2002 was also the year that the Russian duo t.A.T.u. released a song called “All the Things She Said,” about a lesbian couple enmeshed in forbidden romance. I was intrigued by t.A.T.u., but more so by Heath Ledger in A Knight’s Tale. I was straight then, like apparently everyone else I’d ever met: in my 420-person class, there was not a single out gay student. I knew of “LGBTQ people” only as an abstract concept whose inability to legally marry upset me, but they had nothing to do with me or my life, which was about getting good grades and having crushes on boys who didn’t speak to me.
I was a happy enough kid in high school: I wasn’t popular but I wasn’t bullied, or paid much attention to at all, which I think was my goal. I avoided dances. I didn’t date or kiss anyone, or ever break curfew, or smoke a cigarette, or sneak out of my house in the middle of the night. I worked at American Eagle and then Panera and I played tennis and for one semester I was a D.A.R.E. Role Model. Every year I assumed that the next year would be the year I got a boyfriend — “got,” as if I’d wake up one morning and find him on my doorstep.
I don’t think it’s the not-dating part I’d do over so much as it is this: the waiting, the passivity, the submission. I wish someone told me I didn’t have to follow the rules so closely.
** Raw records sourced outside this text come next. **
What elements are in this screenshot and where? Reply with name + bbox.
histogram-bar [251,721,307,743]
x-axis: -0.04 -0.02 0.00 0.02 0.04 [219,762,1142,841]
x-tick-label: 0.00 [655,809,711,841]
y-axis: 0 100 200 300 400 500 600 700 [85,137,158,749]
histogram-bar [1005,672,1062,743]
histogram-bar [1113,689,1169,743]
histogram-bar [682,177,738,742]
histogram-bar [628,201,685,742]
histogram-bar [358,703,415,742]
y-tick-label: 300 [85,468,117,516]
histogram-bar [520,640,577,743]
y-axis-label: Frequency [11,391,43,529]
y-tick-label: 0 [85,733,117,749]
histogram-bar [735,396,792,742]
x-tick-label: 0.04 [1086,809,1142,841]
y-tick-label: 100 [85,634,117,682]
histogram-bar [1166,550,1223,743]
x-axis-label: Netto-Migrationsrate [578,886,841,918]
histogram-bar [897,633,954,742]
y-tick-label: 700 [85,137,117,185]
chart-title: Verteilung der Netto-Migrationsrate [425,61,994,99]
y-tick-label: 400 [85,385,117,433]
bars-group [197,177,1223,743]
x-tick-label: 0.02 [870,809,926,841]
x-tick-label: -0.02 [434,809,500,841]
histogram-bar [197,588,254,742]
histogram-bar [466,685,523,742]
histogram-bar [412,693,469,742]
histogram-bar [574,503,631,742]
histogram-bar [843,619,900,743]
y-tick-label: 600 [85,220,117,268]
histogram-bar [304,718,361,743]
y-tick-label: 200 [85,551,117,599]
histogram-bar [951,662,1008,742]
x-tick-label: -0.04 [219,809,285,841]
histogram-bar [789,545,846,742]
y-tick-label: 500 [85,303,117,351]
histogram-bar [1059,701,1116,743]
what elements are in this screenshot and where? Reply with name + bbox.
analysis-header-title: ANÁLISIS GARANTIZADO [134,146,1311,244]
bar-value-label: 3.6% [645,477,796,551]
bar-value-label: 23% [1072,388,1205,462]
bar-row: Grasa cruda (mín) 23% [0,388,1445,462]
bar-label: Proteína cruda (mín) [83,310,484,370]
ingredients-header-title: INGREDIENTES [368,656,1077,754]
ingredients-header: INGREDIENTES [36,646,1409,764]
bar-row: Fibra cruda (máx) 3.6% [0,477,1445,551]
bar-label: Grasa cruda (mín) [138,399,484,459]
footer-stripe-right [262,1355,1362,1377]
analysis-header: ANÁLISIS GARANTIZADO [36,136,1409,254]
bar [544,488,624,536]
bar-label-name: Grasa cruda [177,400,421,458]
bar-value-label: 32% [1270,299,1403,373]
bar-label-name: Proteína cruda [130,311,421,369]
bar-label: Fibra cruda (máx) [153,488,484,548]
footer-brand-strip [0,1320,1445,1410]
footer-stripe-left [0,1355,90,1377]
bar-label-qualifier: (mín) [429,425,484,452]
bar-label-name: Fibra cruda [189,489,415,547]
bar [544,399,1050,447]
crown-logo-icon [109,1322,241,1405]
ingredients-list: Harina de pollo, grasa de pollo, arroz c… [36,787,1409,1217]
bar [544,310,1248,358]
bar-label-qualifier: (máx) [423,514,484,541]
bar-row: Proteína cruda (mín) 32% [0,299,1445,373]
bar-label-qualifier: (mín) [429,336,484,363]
Or, wait, that’s still me wanting permission, so I’ll rephrase: I wish I’d figured out, on my own, that I had to go after what and who I wanted. Somehow Lydia knew this. Somehow Jenna knew this. I wish I’d known them both.
In writing YA, I am able to imagine what I might have done if I were 16 or 17 again, knowing what I know now. I am able to put a little of myself in my characters, but instead of doing what I did, I can make them take the risk, or break the rule. I am able to imagine what it would have done for me to be around queer people and influences sooner — just to know they existed, to know there wasn’t only one way to be.
At a therapy session a few weeks after I came out, when I was 28, I told my therapist I felt sad and jealous whenever Lydia talked about high school and college. I’d thought I was a relatively happy teenager, so why, now, did my own adolescence look so empty of experience? “That’s grief,” my therapist told me.
Writing YA gives me a chance to do high school over, but it also gives me a chance to say good-bye. I’m an adult who knows how time works but still it stings, realizing I’ll never, ever be 16 again. I’ll never get to ask a girl to homecoming, or redo my first kiss. I’ll never get to know what that all-consuming teenage love feels like. I can’t regret not doing what never occurred to me, but I can mourn it. I did the best I could, I think. I wish I’d done more.
I write books to get something out of my system: some intolerable fact of my existence, or a friendship dynamic I can’t stop thinking about, or, in the case of Girl Crushed, a love story I wish were mine. It’s not that the writing eliminates the problem — it’s more that writing a book focuses all my attention on the problem for long enough that I finally get sick of it, and can move on. The seriousness of the problem is sort of beside the point. I like writing YA because it’s not writing what I know. It’s writing what I wish could have been.